Despite being broken up in an anti-trust action DuPont has a company never actually matured, thus they never feel threaten by death. Only when a company comes to think about itself as matured and feels it can no longer grow does the mentality and threat of death start to cause it to fear competition, and the marketplace. DuPont knows that even if certain products decline they will have other new innovative ones to take their place, any true growth company should spend its time focussing on finding innovative products that meet people needs that allow it to make a profit. Competitors are not their threat, complacency is, the only true thing they have to fear is their failure to identify consumer and society needs.

Church and Dwight Co. Inc.

Ever hear on Church and Dwight Co. Inc. (Arm and Hammer baking soda) they are in an industry that hit maturity long ago. Yet the company pours out a steady stream of new products using the sodium bicarbonate, along with introducing additionally uses for their base product baking soda. The result is that they constantly increase their sales of a product almost any chemical company could produce. Their success is based on two factors, a strong relationship with consumers and customers, and constant innovation and improvement; they make something just a little better all the time, while gleaning new ideas from their loyal business base. If you do not let yourself get into the, we have done all we can attitude, it will amaze you just how much more you can do. It use to be that people bought one to two boxes of baking soda a year for baking, today most people by more than that just to keep their frig odour free.

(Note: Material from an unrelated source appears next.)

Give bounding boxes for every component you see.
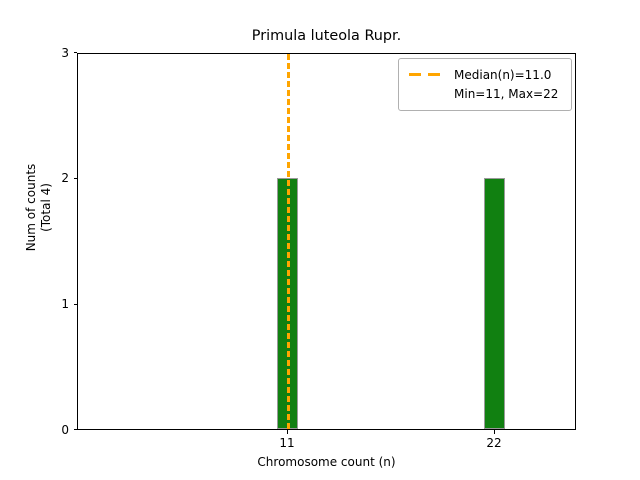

Here are two companies that prove you do not want to get into that maturity milk the cash cow mentality; because when you do you end up giving up on growing and making even more money. Moreover these two companies show us that one of the least discussed ways to Continuously Improve to be Continuously Innovating, innovation is often the easiest way to out compete, your competition. Arm and Hammer has yet to even scratch the surface of all the household uses they know of for their base product. And does anyone really think that DuPont will rollover and quit creating new and innovative products anytime soon.

Conclusions

Firstly a business life does not have a limit imposed on it like we human beings do. Maturity in business is what should be feared, because maturity leads to death, in business our goal should be to keep the organization in perpetual growth phase, to do that may need to constantly improve, but we also need to remember that one part of continuous improvement is constant innovation. Constant innovation means understanding the marketplace’s needs. Since the marketplace is actually made up of average human beings, and organization that maintains strong relationships with everyone will always find new needs to meet, and thus manage to secure their fair share of the market.

Second thing is stop looking for the end of the journey, it really shouldn’t have one. Instead find your pleasure from constantly seeing new things along the way. We need to stop acting like many of our spoiled kids on trips constantly asking are “we there yet?”, when we could be enjoying all there is to see along the way. Stop waiting to celebrate some big final victory, and enjoy all the little ones on the way.

Forget all those two dimensional matrixes, after all when was life two dimensional. Anything you do in life involves so many different factors no theory will every really explain life and how we humans act. Using any artificial gauge or rating system, will derail your organization into complacency faster than a broken rail will derail a locomotive.